Acasti Pharma Inc. (“Acasti or the “Company”) (NASDAQ: ACST –
TSX-V: ACST), a biopharmaceutical innovator focused on the
research, development and commercialization of its prescription
drug candidate CaPre® (omega-3 phospholipid) for the treatment of
severe hypertriglyceridemia (HTG), today announced that the
Company’s TRILOGY 2 trial studying CaPre in patients with severe
hypertriglyceridemia has achieved 100% patient randomization.
This follows the Company’s prior announcement in April 2019 that
the Company’s TRILOGY 1 trial had achieved 100% patient
randomization.
The Company also announced that its two on-going
Phase 3 TRILOGY trials (TRILOGY 1 and TRILOGY 2) have exceeded the
target of a combined 500 randomized patients, and more than 60% of
the patients in both trials have already completed their 6-month
treatment plan.
The fact that both studies have now reached full
randomization means that the “last patient, last visit” in the
TRILOGY 1 trial is on track to take place in November, and the
“last patient, last visit” in the TRILOGY 2 trial is on track to
take place in December. It is then anticipated to take
approximately 1 month for data clean-up prior to moving to database
lock. Once the database is locked, the Company expects
topline results for TRILOGY 1 to be released in December 2019 and
TRILOGY 2 to be released in January 2020. Topline results will
include readout of the primary endpoint, which will show CaPre’s
overall impact on lowering triglycerides after 12 weeks. In
addition, the topline results will include CaPre’s impact on
several important secondary endpoints such as LDL, VLDL and HDL
cholesterol and non-HDL cholesterol, as well as HbA1c, an
exploratory endpoint which is an important biomarker of glucose
control for diabetic patients. The full data set will include
results on a number of additional lipid, metabolic and inflammatory
markers including CRP, APOA1, APOB, APOA5, APOC3, Lp-PLA2, PCSK9,
RLP-C and others. The Company plans to submit the full data set as
a late breaker presentation at the American College of Cardiology
at the end of March 2020.
Pierre Lemieux, Ph.D., COO and CSO of Acasti,
commented, “Both of our TRILOGY Phase 3 trials remain on track and
are proceeding according to plan. Consistent with our prior
disclosures, there have been no severe adverse events associated
with our product to date, and we continue to experience a lower
than expected drop-out rate, supporting the high safety profile and
patient acceptability of CaPre. Importantly, we are encouraged by
the growing excitement within the industry as we eagerly await the
results of our TRILOGY program. We appreciate the on-going
support of all of the investigators involved with these trials at
more than 150 clinical sites across the U.S., Canada, and Mexico.”
About CaPre (omega-3
phospholipid)
Acasti’s prescription drug candidate, CaPre, is
a highly purified omega-3 phospholipid concentrate derived from
krill oil, and is being developed to treat severe
hypertriglyceridemia, a metabolic condition that contributes to
increased risk of cardiovascular disease and pancreatitis. Its
omega-3s, principally EPA and DHA, are either “free” or bound to
phospholipids, which allows for better absorption into the body.

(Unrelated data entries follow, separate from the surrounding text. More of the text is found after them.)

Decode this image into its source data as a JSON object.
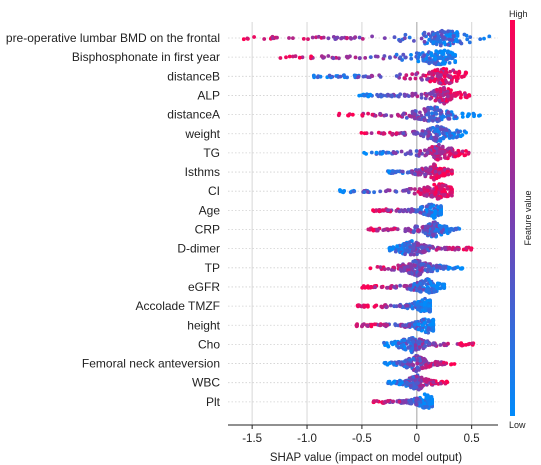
{
  "chart_data": {
    "type": "scatter",
    "title": "",
    "xlabel": "SHAP value (impact on model output)",
    "xlim": [
      -1.72,
      0.74
    ],
    "x_ticks": [
      -1.5,
      -1.0,
      -0.5,
      0,
      0.5
    ],
    "x_tick_labels": [
      "-1.5",
      "-1.0",
      "-0.5",
      "0",
      "0.5"
    ],
    "grid": "vertical",
    "colorbar": {
      "label": "Feature value",
      "high_label": "High",
      "low_label": "Low",
      "high_color": "#ff0052",
      "low_color": "#008bfb",
      "placement": "right"
    },
    "features": [
      {
        "name": "pre-operative lumbar BMD on the frontal",
        "min": -1.62,
        "max": 0.68,
        "center": 0.25,
        "low_side": "right"
      },
      {
        "name": "Bisphosphonate in first year",
        "min": -1.25,
        "max": 0.35,
        "center": 0.2,
        "low_side": "right"
      },
      {
        "name": "distanceB",
        "min": -0.98,
        "max": 0.45,
        "center": 0.25,
        "low_side": "left"
      },
      {
        "name": "ALP",
        "min": -0.55,
        "max": 0.48,
        "center": 0.25,
        "low_side": "left"
      },
      {
        "name": "distanceA",
        "min": -0.72,
        "max": 0.6,
        "center": 0.15,
        "low_side": "right"
      },
      {
        "name": "weight",
        "min": -0.52,
        "max": 0.45,
        "center": 0.2,
        "low_side": "right"
      },
      {
        "name": "TG",
        "min": -0.5,
        "max": 0.5,
        "center": 0.2,
        "low_side": "left"
      },
      {
        "name": "Isthms",
        "min": -0.3,
        "max": 0.32,
        "center": 0.15,
        "low_side": "left"
      },
      {
        "name": "CI",
        "min": -0.75,
        "max": 0.32,
        "center": 0.2,
        "low_side": "left"
      },
      {
        "name": "Age",
        "min": -0.42,
        "max": 0.22,
        "center": 0.15,
        "low_side": "right"
      },
      {
        "name": "CRP",
        "min": -0.45,
        "max": 0.42,
        "center": 0.15,
        "low_side": "right"
      },
      {
        "name": "D-dimer",
        "min": -0.25,
        "max": 0.5,
        "center": -0.05,
        "low_side": "left"
      },
      {
        "name": "TP",
        "min": -0.45,
        "max": 0.42,
        "center": 0.0,
        "low_side": "right"
      },
      {
        "name": "eGFR",
        "min": -0.5,
        "max": 0.25,
        "center": 0.1,
        "low_side": "right"
      },
      {
        "name": "Accolade TMZF",
        "min": -0.55,
        "max": 0.12,
        "center": 0.08,
        "low_side": "right"
      },
      {
        "name": "height",
        "min": -0.55,
        "max": 0.15,
        "center": 0.1,
        "low_side": "right"
      },
      {
        "name": "Cho",
        "min": -0.3,
        "max": 0.52,
        "center": -0.05,
        "low_side": "left"
      },
      {
        "name": "Femoral neck anteversion",
        "min": -0.3,
        "max": 0.35,
        "center": 0.0,
        "low_side": "left"
      },
      {
        "name": "WBC",
        "min": -0.28,
        "max": 0.28,
        "center": 0.0,
        "low_side": "left"
      },
      {
        "name": "Plt",
        "min": -0.4,
        "max": 0.14,
        "center": 0.08,
        "low_side": "right"
      }
    ]
  }
}
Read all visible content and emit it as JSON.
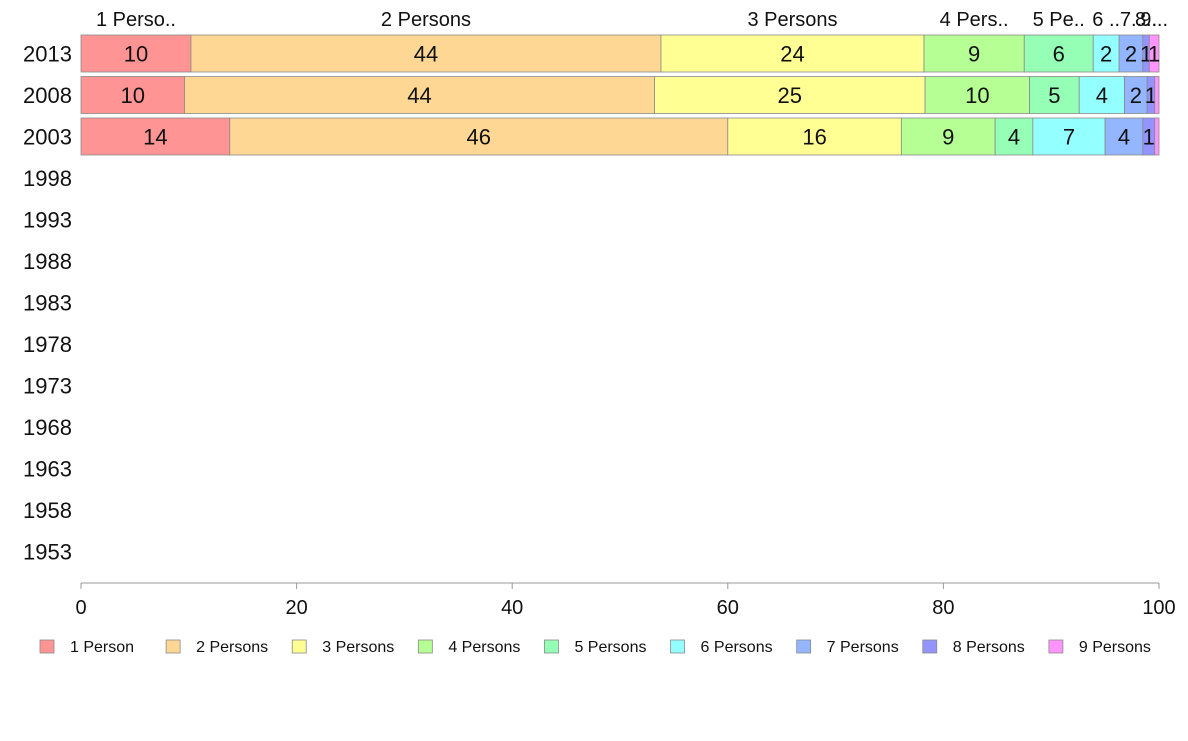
{
  "chart_data": {
    "type": "bar",
    "orientation": "horizontal",
    "stacked": true,
    "title": "",
    "xlabel": "",
    "ylabel": "",
    "xlim": [
      0,
      100
    ],
    "x_ticks": [
      "0",
      "20",
      "40",
      "60",
      "80",
      "100"
    ],
    "categories": [
      "2013",
      "2008",
      "2003",
      "1998",
      "1993",
      "1988",
      "1983",
      "1978",
      "1973",
      "1968",
      "1963",
      "1958",
      "1953"
    ],
    "series": [
      {
        "name": "1 Person",
        "color": "#ff9494",
        "values": [
          10.2,
          9.6,
          13.8,
          null,
          null,
          null,
          null,
          null,
          null,
          null,
          null,
          null,
          null
        ]
      },
      {
        "name": "2 Persons",
        "color": "#ffd794",
        "values": [
          43.6,
          43.6,
          46.2,
          null,
          null,
          null,
          null,
          null,
          null,
          null,
          null,
          null,
          null
        ]
      },
      {
        "name": "3 Persons",
        "color": "#ffff94",
        "values": [
          24.4,
          25.1,
          16.1,
          null,
          null,
          null,
          null,
          null,
          null,
          null,
          null,
          null,
          null
        ]
      },
      {
        "name": "4 Persons",
        "color": "#b5ff94",
        "values": [
          9.3,
          9.7,
          8.7,
          null,
          null,
          null,
          null,
          null,
          null,
          null,
          null,
          null,
          null
        ]
      },
      {
        "name": "5 Persons",
        "color": "#94ffb5",
        "values": [
          6.4,
          4.6,
          3.5,
          null,
          null,
          null,
          null,
          null,
          null,
          null,
          null,
          null,
          null
        ]
      },
      {
        "name": "6 Persons",
        "color": "#94ffff",
        "values": [
          2.4,
          4.2,
          6.7,
          null,
          null,
          null,
          null,
          null,
          null,
          null,
          null,
          null,
          null
        ]
      },
      {
        "name": "7 Persons",
        "color": "#94b5ff",
        "values": [
          2.2,
          2.1,
          3.5,
          null,
          null,
          null,
          null,
          null,
          null,
          null,
          null,
          null,
          null
        ]
      },
      {
        "name": "8 Persons",
        "color": "#9494ff",
        "values": [
          0.6,
          0.7,
          1.1,
          null,
          null,
          null,
          null,
          null,
          null,
          null,
          null,
          null,
          null
        ]
      },
      {
        "name": "9 Persons",
        "color": "#ff94ff",
        "values": [
          0.9,
          0.4,
          0.4,
          null,
          null,
          null,
          null,
          null,
          null,
          null,
          null,
          null,
          null
        ]
      }
    ],
    "segment_labels": [
      [
        "10",
        "44",
        "24",
        "9",
        "6",
        "2",
        "2",
        "1",
        "1"
      ],
      [
        "10",
        "44",
        "25",
        "10",
        "5",
        "4",
        "2",
        "1",
        ""
      ],
      [
        "14",
        "46",
        "16",
        "9",
        "4",
        "7",
        "4",
        "1",
        ""
      ]
    ],
    "top_labels": [
      "1 Perso..",
      "2 Persons",
      "3 Persons",
      "4 Pers..",
      "5 Pe..",
      "6 ..",
      "7..",
      "8..",
      "9..."
    ],
    "legend_position": "bottom",
    "grid": false
  }
}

Acasti believes that EPA and DHA are more efficiently transported
by phospholipids sourced from krill oil than the EPA and DHA
contained in fish oil that are transported either by triglycerides
(as in dietary supplements) or as ethyl esters in other
prescription omega-3 drugs, which must then undergo additional
digestion before they are ready for transport in the bloodstream.
Clinically, the phospholipids may not only improve the absorption,
distribution, and metabolism of omega-3s, but they may also
decrease the synthesis of LDL cholesterol in the liver, impede or
block cholesterol absorption, and stimulate lipid secretion from
bile. In two Phase 2 studies, CaPre achieved a statistically
significant reduction of triglycerides and non-HDL cholesterol
levels in patients across the dyslipidemia spectrum from patients
with mild to moderate hypertriglyceridemia (patients with TG blood
levels between 200mg/dl and 500mg/dl) to patients with severe
hypertriglyceridemia (those with TG levels above 500mg/dl).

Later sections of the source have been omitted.